Geometric traces in sheaf theory
Geometric Hochschild homology
AsDis a weakly symmetric monoidal functor, D (𝐴) is an algebra object in LincatΛandD (𝑀) is aD (𝐴)-module object in LincatΛ, with multiplication and action maps given by. Then the geometric trace Trgeo(D (𝐴),D (𝐹)) is the geometric realization of this simple object in LincatΛ.
Fixed point objects and geometric traces of convolution categories
With the universal property P (Corr(C)𝑣 𝑒𝑟 𝑡;ℎ𝑜𝑟 𝑖 𝑧), the functor D : Corr(C)𝑣 𝑒𝑟 𝑡;ℎ𝑜𝑟 𝑖 𝑧 → LincatΛ expands to a continuous functor D : P (Corr(C)𝑣 𝑒𝑟 𝑡;ℎ𝑜𝑟 𝑖 𝑧 → LincatΛ). ℎ𝑜𝑟 𝑖 𝑧) → LincatΛ. The essential image is generated under colimits with the image (id𝑊1× 𝑓 ×id𝑊2)†◦ (id𝑊1×Δ𝑋 ×id𝑊2)★.
The geometric trace and relative resolutions
1 is in C𝑝𝑟 𝑜 𝑝, the top two squares of the diagram can be treated as in the co-face mapping case. Then to show that𝛿★is fully faithful, it suffices to show that the natural map.
Comparison between geometric and ordinary traces
It remains to show that the two monads are identified which will imply the proposition.
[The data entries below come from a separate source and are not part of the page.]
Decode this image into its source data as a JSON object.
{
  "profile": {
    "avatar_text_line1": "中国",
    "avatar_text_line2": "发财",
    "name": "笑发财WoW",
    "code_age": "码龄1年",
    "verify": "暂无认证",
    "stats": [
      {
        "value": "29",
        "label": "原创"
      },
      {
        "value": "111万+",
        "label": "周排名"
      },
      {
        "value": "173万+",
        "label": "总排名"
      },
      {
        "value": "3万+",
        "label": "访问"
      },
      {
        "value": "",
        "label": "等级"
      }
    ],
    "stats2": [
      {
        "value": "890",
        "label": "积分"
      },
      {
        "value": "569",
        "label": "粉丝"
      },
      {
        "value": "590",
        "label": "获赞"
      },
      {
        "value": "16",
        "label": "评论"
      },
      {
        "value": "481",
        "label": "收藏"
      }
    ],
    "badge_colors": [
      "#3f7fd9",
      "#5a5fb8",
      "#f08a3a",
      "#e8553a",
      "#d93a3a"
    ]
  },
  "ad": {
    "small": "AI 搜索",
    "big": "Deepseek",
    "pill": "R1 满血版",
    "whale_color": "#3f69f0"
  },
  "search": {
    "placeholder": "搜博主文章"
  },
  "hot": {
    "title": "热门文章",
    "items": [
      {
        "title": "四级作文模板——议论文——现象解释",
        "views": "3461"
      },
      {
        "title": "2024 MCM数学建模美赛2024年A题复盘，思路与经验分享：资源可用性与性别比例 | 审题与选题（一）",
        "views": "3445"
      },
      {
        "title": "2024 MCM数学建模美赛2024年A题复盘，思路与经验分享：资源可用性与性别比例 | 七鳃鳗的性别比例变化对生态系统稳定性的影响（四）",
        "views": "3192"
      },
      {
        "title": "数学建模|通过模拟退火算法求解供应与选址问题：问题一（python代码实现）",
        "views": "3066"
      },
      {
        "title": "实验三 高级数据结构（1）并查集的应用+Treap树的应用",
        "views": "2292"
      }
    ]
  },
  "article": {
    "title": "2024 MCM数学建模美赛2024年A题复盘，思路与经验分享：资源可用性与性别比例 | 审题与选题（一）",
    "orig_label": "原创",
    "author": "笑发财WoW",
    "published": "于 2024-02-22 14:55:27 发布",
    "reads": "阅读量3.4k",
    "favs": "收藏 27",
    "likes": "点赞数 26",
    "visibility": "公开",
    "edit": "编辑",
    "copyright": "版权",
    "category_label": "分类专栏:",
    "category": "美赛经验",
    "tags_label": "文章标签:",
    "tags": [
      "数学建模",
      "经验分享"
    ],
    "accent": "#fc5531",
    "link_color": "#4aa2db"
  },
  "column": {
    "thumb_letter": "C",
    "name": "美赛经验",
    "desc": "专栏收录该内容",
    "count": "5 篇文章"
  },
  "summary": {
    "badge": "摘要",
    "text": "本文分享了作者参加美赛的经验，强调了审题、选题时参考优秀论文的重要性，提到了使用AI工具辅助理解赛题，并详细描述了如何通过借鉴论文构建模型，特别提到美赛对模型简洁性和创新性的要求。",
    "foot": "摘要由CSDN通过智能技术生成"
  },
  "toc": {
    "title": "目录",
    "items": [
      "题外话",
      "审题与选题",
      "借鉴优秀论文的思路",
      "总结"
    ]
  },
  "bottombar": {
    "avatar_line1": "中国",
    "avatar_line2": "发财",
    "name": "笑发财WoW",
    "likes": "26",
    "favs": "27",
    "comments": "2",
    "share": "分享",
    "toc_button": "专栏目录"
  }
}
We note that the commutativity of the triangle follows from Assumption (2), and the commutativity of the square under the triangle follows from Assumptions.
Functoriality of categorical traces in geometric setting
For the middle parallelogram, first consider the commutative diagram. with horizontal morphisms induced by the correspondence𝑌 ← 𝑋 → 𝑋×𝑋and vertical morphisms induced by 𝑌′← 𝑋′→ 𝑋′×𝑋′. 1) are rigid, using Lemma 12.3.1 we obtain the commutativity of the parallelogram. We would like to relate Tr(D (𝑀), 𝛼) to the above functor under certain assumptions. where the horizontal arrows are the right adjunct of naturals.